Es Zapatero esta vez quien lo ha citado, para la despedida:
—Usted se cagó en todo, Quevedo. ¿Recuerda? Mire, de lejos, e informe. Pero no, se fue a Melo, al puto Cerro, terminó compartiendo mesa con Vittadini, frente a un pueblo, la misma noche en que se esfumó. Puso un auto, y no para vigilarlo, sino para controlar otro. Se fue de mambo. ¿Conoce el síndrome de Estocolmo? No importa, esto ya terminó. Muerto el perro.
—¿Y lo que me acaba de mostrar? Los papeles, la película, eso no lo hizo Vittadini. ¿Cómo piensan tapar? Vittadini es… ¿Era? Periodista. Aparte, ¿está seguro de que no queda ningún perro rabioso?
—No me malentienda, Quevedo. Ya vamos a tener noticias de Vittadini. Disculpe, pero es la hora, tengo que atender al doctorcito.
Le queda esta noche y, si precisa otra, también la tendrá, porque su destino, mientras duren Zapatero y el ministro, es entre las cuatro paredes en que está sentado. No hay nada para hacer afuera y tiene todo el tiempo para leer y observar. De arte, de memorias escritas en subsuelos, de cámaras que no funcionan, de luces que se apagan de repente, de dibujitos, de un Fusca que aparece y desaparece, de confirmar lo que Zapatero no quiere oír.
I
Zapatero apaga la última luz y en el despacho apenas puede ver su sombra bajo el resplandor rubión que llega de la calle.
Se iba a ir, pero, al cabo de una jornada que comenzó hace tantas horas, le faltan fuerzas para arrancar. «El último y arranco», se dice, ahora despatarrado en la butaca, adormecido, como hoy temprano, cuando comenzó el día que no tiene fuerzas para liquidar y el teléfono comenzó a sonar, hasta despertarlo.
Su mano, descolgada del sofá, recorrió el semicírculo, raspando el piso, volcando todo a su paso, sin mirar. Volaron cenicero, vaso y —este, indiferente, como si supiera que está vacío—los lentes que, con el manotazo, quedaron fuera de alcance.
Debe levantarse. Hace tiempo lo inquieta un sueño, que podría ser un recuerdo. Está en un pozo. No sabe cómo llegó hasta allí, no importa. Todos los días le bajan un balde. Adentro, papel higiénico, una botella con agua, cigarros, algo de comer. Hace mucho que está ahí, pero se da cuenta de que, con el tiempo, ha comenzado a acostumbrarse. No puede salir, es cierto, aunque piensa, no tiene más que lo indispensable. Tampoco menos. Al fin, qué le queda afuera. Casi nada. Y el tiempo transcurre, medido solamente por la cantidad de veces que recuerda, cada vez menos, cómo era todo antes, afuera. Pero un día, dentro del balde, el servicio viene acompañado de un trozo de papel, manuscrito. Lo toma, lo despliega e imagina —es lo único que está a su alcance—. Lo posible y lo imposible. Llora, grita, se ríe a carcajadas, enmudece, según la historia que se esté contando en su cabeza. Hasta que despierta, empapado, con las manos aferradas al terror, que se agarran de los lentes que ahuyentarán los fantasmas. Pero ahora, la que no está es la carta.

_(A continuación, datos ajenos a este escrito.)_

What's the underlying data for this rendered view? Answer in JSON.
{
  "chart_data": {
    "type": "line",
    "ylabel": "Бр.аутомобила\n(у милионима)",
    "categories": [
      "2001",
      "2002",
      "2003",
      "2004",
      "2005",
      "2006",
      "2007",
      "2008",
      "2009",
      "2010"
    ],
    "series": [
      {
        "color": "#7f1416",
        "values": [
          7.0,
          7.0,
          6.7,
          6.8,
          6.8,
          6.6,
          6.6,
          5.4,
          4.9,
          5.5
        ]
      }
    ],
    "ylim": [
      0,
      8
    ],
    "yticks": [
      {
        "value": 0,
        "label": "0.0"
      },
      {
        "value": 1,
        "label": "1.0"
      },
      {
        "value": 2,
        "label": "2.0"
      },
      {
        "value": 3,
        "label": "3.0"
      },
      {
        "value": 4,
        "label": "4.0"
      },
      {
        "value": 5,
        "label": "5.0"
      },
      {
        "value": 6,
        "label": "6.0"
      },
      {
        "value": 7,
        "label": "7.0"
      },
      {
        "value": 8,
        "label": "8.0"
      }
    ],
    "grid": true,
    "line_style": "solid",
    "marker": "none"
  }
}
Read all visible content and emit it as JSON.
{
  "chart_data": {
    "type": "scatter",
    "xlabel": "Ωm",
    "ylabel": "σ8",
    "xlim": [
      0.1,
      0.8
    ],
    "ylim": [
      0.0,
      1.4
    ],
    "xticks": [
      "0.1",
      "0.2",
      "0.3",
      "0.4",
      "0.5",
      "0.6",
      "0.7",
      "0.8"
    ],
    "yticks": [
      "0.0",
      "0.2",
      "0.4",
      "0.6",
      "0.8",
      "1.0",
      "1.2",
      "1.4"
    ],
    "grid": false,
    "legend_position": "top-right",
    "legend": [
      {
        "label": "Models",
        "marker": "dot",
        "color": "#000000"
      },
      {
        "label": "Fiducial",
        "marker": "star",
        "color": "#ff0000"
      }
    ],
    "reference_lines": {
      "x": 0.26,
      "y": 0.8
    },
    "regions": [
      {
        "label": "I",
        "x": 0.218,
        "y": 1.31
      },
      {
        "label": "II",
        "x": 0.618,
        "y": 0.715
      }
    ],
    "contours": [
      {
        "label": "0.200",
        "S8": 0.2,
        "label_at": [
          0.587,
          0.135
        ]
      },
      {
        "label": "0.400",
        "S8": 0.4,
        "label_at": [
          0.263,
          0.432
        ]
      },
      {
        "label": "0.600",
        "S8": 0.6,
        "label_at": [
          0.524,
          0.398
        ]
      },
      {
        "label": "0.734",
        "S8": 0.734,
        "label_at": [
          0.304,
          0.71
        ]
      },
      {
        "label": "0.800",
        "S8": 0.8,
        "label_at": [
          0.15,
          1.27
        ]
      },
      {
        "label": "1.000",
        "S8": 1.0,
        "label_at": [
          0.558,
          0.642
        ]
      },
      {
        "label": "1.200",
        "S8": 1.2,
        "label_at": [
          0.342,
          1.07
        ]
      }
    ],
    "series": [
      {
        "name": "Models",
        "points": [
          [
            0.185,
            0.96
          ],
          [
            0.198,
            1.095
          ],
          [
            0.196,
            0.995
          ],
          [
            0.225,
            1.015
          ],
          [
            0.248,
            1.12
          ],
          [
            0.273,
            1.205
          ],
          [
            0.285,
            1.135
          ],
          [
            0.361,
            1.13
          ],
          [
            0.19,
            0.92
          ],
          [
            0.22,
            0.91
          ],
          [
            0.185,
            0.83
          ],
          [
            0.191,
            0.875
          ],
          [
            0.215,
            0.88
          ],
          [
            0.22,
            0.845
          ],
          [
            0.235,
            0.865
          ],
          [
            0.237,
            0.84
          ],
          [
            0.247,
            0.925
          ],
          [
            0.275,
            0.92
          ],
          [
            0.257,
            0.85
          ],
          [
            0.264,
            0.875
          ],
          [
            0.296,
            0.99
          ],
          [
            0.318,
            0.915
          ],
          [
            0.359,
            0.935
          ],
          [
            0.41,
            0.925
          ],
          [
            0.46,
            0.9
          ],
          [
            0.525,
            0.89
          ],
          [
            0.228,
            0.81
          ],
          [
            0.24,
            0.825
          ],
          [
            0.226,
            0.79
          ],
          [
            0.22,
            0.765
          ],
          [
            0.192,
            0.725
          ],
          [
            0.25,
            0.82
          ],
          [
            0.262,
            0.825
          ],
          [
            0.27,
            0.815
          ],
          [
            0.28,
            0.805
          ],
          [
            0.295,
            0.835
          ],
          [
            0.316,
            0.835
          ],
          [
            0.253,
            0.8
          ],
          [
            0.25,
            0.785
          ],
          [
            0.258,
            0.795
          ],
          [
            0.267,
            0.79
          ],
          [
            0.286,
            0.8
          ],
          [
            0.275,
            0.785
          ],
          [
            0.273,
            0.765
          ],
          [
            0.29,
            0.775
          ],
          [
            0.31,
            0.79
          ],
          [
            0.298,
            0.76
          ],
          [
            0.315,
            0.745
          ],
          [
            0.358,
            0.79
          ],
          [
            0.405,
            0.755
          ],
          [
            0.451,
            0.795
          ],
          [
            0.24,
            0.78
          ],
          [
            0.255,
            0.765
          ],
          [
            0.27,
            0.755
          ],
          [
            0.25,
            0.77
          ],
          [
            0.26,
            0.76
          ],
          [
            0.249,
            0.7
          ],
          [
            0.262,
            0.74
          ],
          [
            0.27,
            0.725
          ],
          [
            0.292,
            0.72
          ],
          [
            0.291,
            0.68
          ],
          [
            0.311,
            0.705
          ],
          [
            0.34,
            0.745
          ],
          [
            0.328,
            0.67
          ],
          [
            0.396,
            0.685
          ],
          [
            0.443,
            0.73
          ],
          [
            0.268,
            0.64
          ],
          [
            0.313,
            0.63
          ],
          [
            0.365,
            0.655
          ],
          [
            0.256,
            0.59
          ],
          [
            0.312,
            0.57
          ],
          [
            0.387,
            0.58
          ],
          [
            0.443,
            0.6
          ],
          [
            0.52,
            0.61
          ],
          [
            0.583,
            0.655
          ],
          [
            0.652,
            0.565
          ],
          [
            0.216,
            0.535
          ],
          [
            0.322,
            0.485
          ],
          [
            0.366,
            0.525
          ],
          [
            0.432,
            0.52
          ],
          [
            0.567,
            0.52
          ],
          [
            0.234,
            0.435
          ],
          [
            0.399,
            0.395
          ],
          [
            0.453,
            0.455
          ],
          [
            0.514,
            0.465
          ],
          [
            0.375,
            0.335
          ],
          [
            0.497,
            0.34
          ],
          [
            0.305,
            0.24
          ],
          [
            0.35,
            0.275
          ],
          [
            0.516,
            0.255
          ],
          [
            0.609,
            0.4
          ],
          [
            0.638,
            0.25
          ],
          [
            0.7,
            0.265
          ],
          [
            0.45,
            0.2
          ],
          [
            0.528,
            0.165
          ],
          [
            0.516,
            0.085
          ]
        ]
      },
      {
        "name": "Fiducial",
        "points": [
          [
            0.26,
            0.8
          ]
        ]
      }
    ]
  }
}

Repuesto de la pesadilla, ya con los lentes puestos —el pantalón del traje y la camisa hechos un desastre, arrugados y manchados—, marcó el número que lo había despertado:
—Podés dormir todavía.
—¿Qué querés?
—Varias cosas, Norberto. Primero, decirte buen día, celebrar.
—¿De qué hablás?
—¿Viste la niña, la de hace unos días? La que se comió la bala perdida. A ella, pobrecita, se ve que Dios estaba en otra cosa. A mí, en cambio, no me saca los ojos de encima. Lo arreglé casi que con una curita. ¿Y el viejo? Que se muere calladito. Gracias, señor.
—¿Es para esto que me llamás? ¿Por tus delirios místicos?
—No, esto es para joderte nomás. Por si en algún momento te vienen dudas. Lo que quiero es que me digas de dónde mierda salió ese pasquín y quiénes son la manga de putos que hicieron el video.
—Y vos tenés que decirme dónde tenés a Vittadini. Esto se nos fue de las manos, Arnaldo.
—Porque siempre hiciste la plancha, Norberto. Si te hubieras ocupado… Pero no te preocupes. Llegó el ministro. ¿No te llamó? Ya hablamos. Lo de Vittadini ya está resuelto.